Drone industry soars to new heights in Central New York
By Mary Beth Roach
The unmanned aircraft industry in the region is primed for a big boost.
Ken Stewart steps in as the new president and chief executive officer of NUAIR, and he’s setting his sights on a greater commercialization of New York’s 50-mile unmanned aircraft systems (UAS) traffic management corridor between Syracuse and Rome’s Griffiss International Airport.
It is expected to generate significant economic growth in the region.
With its offices in Syracuse, NUAIR is responsible for managing the New York UAS test site, one of seven Federal Aviation Administration-designated UAS sites in the United States.
It maintains radar and technologies within the corridor, trains companies on how to scale up the use of drones and helps navigate these partners through the permitting and waiver processes with the FAA.
The technology and surveillance systems within the corridor provide companies with a safe environment to both test and deploy their commercial UAS operations in real, active airspace.
More than 3,300 UAS flights have been conducted within the corridor since 2015 as NUAIR continued to advance and build the needed infrastructure throughout the entire 50 miles. Gov. Andrew M. Cuomo announced the completion of the corridor in late 2019.
One such capability being conducted within the corridor involves extending the piloting capabilities of UAS. Current FAA regulations require drone pilots to operate their drones within visual line of sight. This makes scaling operations like package delivery difficult. NUAIR is developing an advanced UAS traffic management system within the 50-mile corridor that will make piloting UAS beyond visual line of sight a possibility while maintaining the highest level of safety in the national airspace, according to Stewart.
Recently, the corridor was the site where NUAIR; the COVID-19 Humanitarian UAS Response Partnership (CHURP); and CHURP’s drone provider, DroneUp, were able to test the delivery of COVID-19 test kits from Upstate University Hospital to its CNY Biotech Accelerator on East Fayette Street. According to local media reports, officials at Upstate and in the UAS community see great potential for drones in delivering time-sensitive materials in the future.
The test site and corridor provide the area with significant economic benefits, including high-paying tech jobs. It draws people to the area that are interested in flying unmanned aircraft and creates additional investment opportunities, Stewart noted.
Since its founding in 2014, NUAIR has conducted more than 3,300 advanced drone test flights.
“Our primary goal is to continue building jobs and opportunities in the area. Commercializing the corridor is a key element in unlocking the true potential use of drones, contributing to the further economic development of the Central New York and Mohawk Valley regions,” Stewart said.
Stewart is coming to NUAIR from Boston-based AiRXOS, which is part of GE Aviation. Throughout his tenure with AiRXOS, the company worked closely with NUAIR, so he is on familiar ground.
He said this is “a great opportunity to build on previous experience, bring those capabilities here and commercialize New York’s 50-mile corridor.”
These advanced drone operations require a high level of rigor, safety and thorough understanding of FAA standards and regulations, according to Stewart and Tim Lawton, NUAIR director of marketing and public relations.
Whole new era
“We help organizations expedite their path to advanced UAS operations,” said Stewart. “Companies invest time and money trying to implement drones into their daily operations. With our years of experience and knowledge of current regulations, we are here to help accelerate their return on that investment.”

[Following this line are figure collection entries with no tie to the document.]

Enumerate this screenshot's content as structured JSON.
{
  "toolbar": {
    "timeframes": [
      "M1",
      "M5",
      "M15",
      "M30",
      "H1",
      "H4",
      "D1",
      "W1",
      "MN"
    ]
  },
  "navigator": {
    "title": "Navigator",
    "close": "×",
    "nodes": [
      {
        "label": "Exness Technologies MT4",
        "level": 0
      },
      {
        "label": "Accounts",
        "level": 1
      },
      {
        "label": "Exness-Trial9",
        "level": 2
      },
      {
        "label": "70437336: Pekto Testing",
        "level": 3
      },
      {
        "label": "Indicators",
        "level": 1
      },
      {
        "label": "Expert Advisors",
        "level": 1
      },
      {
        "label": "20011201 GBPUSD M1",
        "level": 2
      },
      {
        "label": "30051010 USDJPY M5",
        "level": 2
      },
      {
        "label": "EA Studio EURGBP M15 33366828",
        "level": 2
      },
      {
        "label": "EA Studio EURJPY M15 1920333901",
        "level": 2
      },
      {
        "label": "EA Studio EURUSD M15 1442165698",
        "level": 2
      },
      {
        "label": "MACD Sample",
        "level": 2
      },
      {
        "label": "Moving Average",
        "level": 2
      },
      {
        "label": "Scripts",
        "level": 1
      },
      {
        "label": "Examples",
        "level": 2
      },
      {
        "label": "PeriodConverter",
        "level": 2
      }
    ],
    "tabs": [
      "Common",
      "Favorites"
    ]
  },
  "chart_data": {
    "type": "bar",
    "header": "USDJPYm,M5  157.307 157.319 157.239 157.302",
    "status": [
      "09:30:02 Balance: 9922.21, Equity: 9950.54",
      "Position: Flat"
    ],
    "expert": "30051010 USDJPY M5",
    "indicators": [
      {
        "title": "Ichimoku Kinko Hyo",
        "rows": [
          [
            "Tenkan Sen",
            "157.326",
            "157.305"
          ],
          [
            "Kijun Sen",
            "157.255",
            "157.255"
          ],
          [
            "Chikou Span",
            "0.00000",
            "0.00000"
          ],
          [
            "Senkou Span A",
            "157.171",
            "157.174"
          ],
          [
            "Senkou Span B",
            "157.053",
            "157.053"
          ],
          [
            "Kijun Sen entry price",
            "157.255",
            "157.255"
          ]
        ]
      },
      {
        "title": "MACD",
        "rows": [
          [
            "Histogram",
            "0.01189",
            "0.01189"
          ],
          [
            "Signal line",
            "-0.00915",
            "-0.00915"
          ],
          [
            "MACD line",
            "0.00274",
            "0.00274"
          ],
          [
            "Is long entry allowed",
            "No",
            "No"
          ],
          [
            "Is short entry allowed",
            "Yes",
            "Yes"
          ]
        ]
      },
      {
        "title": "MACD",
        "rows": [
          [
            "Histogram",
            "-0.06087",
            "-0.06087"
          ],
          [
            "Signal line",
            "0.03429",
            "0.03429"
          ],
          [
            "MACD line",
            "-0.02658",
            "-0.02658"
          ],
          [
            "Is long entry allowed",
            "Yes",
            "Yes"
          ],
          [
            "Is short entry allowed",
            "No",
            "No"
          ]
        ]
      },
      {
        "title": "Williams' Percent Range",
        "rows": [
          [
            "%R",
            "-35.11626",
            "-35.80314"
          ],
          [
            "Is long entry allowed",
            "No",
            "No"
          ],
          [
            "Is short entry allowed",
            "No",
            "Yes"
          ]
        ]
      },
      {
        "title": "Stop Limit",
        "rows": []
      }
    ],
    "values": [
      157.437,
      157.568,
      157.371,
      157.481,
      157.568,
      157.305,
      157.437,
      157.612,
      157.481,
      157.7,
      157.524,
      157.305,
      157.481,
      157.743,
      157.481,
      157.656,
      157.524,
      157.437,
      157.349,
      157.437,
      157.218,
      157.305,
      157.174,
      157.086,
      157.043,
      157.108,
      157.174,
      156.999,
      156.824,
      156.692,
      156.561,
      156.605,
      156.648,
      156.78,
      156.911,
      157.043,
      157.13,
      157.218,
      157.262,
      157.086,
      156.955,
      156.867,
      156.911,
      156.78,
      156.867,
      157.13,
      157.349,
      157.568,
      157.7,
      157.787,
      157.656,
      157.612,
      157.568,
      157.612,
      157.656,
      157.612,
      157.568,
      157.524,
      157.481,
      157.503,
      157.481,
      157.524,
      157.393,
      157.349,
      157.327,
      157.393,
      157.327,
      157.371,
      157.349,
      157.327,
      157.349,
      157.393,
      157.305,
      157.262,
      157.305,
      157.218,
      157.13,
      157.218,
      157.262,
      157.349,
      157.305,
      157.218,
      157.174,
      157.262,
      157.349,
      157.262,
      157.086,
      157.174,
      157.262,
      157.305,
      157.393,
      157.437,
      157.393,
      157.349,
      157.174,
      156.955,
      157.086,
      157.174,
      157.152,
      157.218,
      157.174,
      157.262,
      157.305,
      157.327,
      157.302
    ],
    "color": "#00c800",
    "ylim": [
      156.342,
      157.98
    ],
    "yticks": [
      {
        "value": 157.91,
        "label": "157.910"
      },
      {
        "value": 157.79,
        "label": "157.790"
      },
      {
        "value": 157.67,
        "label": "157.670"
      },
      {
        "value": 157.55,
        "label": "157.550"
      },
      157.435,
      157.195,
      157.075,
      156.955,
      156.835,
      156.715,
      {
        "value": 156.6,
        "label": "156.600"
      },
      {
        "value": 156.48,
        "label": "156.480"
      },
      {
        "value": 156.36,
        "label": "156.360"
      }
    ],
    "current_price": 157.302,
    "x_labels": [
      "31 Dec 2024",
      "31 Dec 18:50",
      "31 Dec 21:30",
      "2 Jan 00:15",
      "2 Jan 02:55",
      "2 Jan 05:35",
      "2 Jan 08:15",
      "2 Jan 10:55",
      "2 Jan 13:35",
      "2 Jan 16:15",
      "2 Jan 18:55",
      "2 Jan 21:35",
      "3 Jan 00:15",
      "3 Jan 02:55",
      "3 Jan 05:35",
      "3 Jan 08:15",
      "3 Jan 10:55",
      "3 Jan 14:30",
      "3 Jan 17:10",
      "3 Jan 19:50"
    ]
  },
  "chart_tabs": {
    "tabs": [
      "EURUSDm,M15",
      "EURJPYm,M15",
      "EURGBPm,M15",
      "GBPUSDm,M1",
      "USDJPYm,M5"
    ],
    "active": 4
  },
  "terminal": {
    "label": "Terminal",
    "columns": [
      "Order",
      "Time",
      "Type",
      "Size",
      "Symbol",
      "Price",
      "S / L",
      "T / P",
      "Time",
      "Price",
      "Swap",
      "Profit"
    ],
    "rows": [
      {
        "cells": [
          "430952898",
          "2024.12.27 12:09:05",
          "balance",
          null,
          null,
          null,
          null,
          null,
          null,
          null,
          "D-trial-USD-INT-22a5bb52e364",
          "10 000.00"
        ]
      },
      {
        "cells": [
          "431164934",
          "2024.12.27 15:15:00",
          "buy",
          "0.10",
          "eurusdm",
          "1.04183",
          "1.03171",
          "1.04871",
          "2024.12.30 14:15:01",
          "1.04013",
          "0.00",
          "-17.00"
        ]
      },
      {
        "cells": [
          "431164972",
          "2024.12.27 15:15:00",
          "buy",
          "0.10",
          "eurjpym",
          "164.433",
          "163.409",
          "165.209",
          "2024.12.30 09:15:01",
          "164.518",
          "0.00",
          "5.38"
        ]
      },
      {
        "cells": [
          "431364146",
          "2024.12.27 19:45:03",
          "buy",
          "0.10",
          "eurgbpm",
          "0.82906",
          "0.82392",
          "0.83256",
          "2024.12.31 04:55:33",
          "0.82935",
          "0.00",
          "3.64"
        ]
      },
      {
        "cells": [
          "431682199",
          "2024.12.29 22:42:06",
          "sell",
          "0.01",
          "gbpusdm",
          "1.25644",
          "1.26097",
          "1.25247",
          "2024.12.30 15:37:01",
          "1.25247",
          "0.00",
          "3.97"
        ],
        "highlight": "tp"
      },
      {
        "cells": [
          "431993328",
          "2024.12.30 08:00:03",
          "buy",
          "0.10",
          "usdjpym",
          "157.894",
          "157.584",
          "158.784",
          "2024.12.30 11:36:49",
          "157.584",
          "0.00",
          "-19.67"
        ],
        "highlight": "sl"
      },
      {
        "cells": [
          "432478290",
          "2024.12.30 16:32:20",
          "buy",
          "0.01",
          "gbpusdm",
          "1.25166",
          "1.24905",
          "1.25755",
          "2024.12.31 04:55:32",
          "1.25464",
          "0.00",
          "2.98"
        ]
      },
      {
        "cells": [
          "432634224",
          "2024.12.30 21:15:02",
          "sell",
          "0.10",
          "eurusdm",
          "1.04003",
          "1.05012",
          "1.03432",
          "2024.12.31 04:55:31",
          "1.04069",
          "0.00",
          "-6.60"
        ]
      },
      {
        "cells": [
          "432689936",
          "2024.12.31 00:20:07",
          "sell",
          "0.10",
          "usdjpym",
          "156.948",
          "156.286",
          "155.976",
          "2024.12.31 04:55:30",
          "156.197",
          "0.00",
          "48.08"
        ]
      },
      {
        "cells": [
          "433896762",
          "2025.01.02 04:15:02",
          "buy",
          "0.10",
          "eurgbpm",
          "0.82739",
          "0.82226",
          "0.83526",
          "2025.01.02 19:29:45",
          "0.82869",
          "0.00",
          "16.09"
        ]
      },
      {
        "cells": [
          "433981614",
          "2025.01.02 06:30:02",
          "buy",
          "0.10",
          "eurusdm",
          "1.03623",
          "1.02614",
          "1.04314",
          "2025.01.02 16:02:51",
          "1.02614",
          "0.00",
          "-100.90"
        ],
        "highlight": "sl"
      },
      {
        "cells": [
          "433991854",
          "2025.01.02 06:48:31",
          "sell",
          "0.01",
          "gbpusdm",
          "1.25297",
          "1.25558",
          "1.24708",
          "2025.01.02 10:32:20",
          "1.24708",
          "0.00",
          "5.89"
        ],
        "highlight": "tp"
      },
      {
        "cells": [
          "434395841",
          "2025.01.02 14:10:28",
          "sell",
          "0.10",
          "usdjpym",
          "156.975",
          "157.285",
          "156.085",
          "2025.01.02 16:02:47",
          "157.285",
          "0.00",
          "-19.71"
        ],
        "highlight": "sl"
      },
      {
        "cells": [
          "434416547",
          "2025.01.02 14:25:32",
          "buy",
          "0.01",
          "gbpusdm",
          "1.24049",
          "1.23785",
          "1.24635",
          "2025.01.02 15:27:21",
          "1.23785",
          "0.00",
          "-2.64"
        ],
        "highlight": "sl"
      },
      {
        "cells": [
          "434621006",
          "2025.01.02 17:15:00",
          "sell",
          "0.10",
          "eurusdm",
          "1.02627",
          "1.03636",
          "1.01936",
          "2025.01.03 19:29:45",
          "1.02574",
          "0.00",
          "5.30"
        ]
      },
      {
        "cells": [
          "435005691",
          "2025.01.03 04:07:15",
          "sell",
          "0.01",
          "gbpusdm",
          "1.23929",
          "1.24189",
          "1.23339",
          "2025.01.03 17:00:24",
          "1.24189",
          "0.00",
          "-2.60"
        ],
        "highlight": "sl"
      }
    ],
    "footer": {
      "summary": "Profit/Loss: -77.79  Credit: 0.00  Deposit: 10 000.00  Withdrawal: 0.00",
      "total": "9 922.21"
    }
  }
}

NUAIR’s work also centers on safely integrating drones into the airspace with manned aircraft, Stewart pointed out.
Stewart compares unmanned aircraft system traffic management to a digital toll road, where people will pay to use these toll roads because it can get them to their destinations faster or more efficiently.
“If you can build a more cost-effective alternative for companies that deliver goods or health care to customers and patients, you’re going to be able to monetize those operations,” Stewart pointed out. “The 50-mile UAS corridor covers close to a half-million people between Onondaga and Oneida counties. Once we’re able to commercialize that, then you can expand that across a broader New York.”
Stewart said the integration of UAS into the national airspace will transform aviation traffic management.
Unmanned traffic management is based on digital sharing of each user’s planned flight details. Each user will then have the same situational awareness of airspace, unlike what happens in today’s air traffic control, he explained.
Currently, he said, air traffic management for manned aviation centers around pilots working with air traffic controllers in towers. But since drones don’t physically have pilots on the aircraft, Stewart foresees a more autonomous “software-defined network of the future of air traffic management.”
The evolution of advanced air mobility means instead of taking a cab, one might take an AAM transportation vehicle. While he believes AAM needs more time to come to fruition, he anticipates that it could be possible within the next six or seven years.
Until then, Stewart and the NUAIR team will continue their work in enhancing the unmanned aircraft industry in Central New York and advancing New York’s 50-mile UAS Traffic Management Corridor.
“Drones can be used to save time, money, resources and even lives. NUAIR has the knowledge, technology, and resources to help almost any business integrate drones into their daily operations,” he said.